Pet spending may fluctuate, but it's arguably not as subject to volatility as other forms of consumer spending given this is an essential expense for many households. Chewy stands to benefit from the growth of the pet care market over the long run, and its first international expansion may be just the beginning. 

2. Vertex Pharmaceuticals 

Vertex Pharmaceuticals (VRTX 1.17%) has long dominated an incredibly lucrative and growing industry, but that may be just the tip of the iceberg for this business's long-term potential. Vertex Pharmaceuticals is the market leader in the cystic fibrosis therapeutics space, an industry on track to touch a valuation of more than $31 billion by 2027.  

As a first-to-market leader for what had been a vastly underserved area of the rare disease drug market, Vertex Pharmaceuticals has maintained a chokehold on the cystic fibrosis drug space for over a decade now. To date, it is the only company with products on the market that treat the underlying cause of the genetic illness. With four approved cystic fibrosis medications (and counting) that serve this function in its arsenal, Vertex has accumulated a distinguished track record of revenue, profits, and cash. 

In the most recent quarter, Vertex reported revenue of $2.5 billion, a 14% increase from the prior year. That revenue figure represented an eye-popping 67% increase on a three-year basis. Profits for the three-month period totaled $916 million, up 13% from one year ago, while the company closed the quarter with a stash of cash and investments to the tune of about $13 billion.
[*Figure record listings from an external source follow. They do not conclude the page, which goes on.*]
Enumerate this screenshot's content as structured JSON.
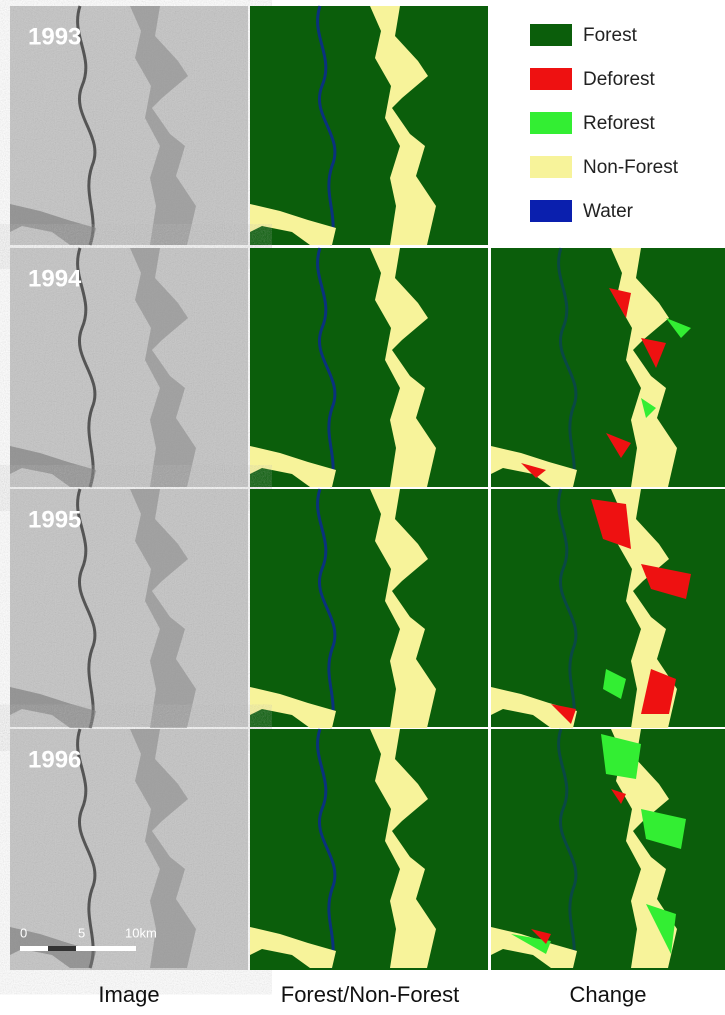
{
  "years": [
    "1993",
    "1994",
    "1995",
    "1996"
  ],
  "legend": [
    {
      "label": "Forest",
      "color": "#0b5e0b"
    },
    {
      "label": "Deforest",
      "color": "#ee1111"
    },
    {
      "label": "Reforest",
      "color": "#33ee33"
    },
    {
      "label": "Non-Forest",
      "color": "#f7f39a"
    },
    {
      "label": "Water",
      "color": "#0a1fae"
    }
  ],
  "columns": [
    "Image",
    "Forest/Non-Forest",
    "Change"
  ],
  "scale_bar": [
    "0",
    "5",
    "10km"
  ]
}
Vertex continues to seek expanded approvals for its portfolio of cystic fibrosis drugs. For example, in May, the U.S. Food and Drug Administration (FDA) approved one of its products, Kalydeco, for patients as young as one month. The company is currently working on a new cystic fibrosis drug with Moderna that would target the more than 5,000 patients who can't take its existing portfolio of drugs. It has a new triple-combination therapy for cystic fibrosis in late-stage trials, too.

Beyond cystic fibrosis, the rare disease market could be Vertex Pharmaceuticals' oyster. The company has a drug candidate called VX-548 in phase 3 trials that is specifically designed to target a range of acute pain disorders. Notably, VX-548 is a non-opioid and the FDA has already approved it for "breakthrough therapy" and "fast track" designations for moderate to severe acute pain. Management identifies this addressable market as a multibillion-dollar opportunity. VX-548 is also being tested in people with diabetic peripheral neuropathy, another underserved space that could represent billions in revenue for the business if approved.  
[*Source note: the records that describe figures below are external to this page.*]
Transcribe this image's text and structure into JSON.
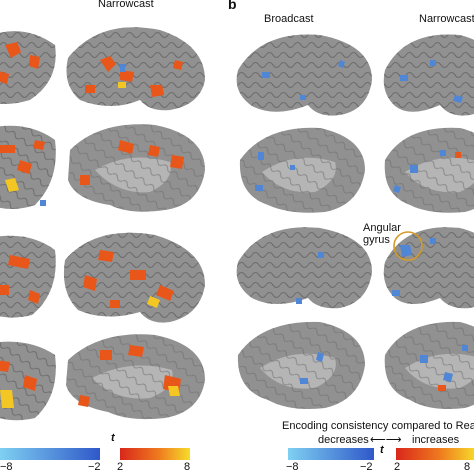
{
  "panel_b_label": "b",
  "left_panel": {
    "column_header": "Narrowcast"
  },
  "right_panel": {
    "column_headers": [
      "Broadcast",
      "Narrowcast"
    ],
    "annotation": "Angular\ngyrus",
    "legend_title": "Encoding consistency compared to Read",
    "legend_decreases": "decreases",
    "legend_increases": "increases",
    "legend_arrow": "⟵⟶"
  },
  "colorbar_left": {
    "stat_label": "t",
    "blue_ticks": [
      "−8",
      "−2"
    ],
    "orange_ticks": [
      "2",
      "8"
    ]
  },
  "colorbar_right": {
    "stat_label": "t",
    "blue_ticks": [
      "−8",
      "−2"
    ],
    "orange_ticks": [
      "2",
      "8"
    ]
  },
  "colors": {
    "brain_surface": "#8e8e8e",
    "sulci": "#6a6a6a",
    "orange_activation": "#e8561a",
    "yellow_activation": "#f3c623",
    "blue_activation": "#4f86d6",
    "circle": "#d49a2a"
  }
}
Another promising candidate in Vertex Pharmaceuticals' pipeline is VX-880, a stem-cell-based treatment for patients with type 1 diabetes. The goal is to develop a functional cure for type 1 diabetes, an achievement that, despite many advancements in treating this disease, would be the first of its kind. Bear in mind that there are more than 2.5 million individuals with type 1 diabetes in the U.S. and Europe alone.  

This profitable and steadily growing business is a prime example of a healthcare stock with a compelling growth story and tremendous untapped potential to explore. Investors may want to scoop up at least a few shares in the near future.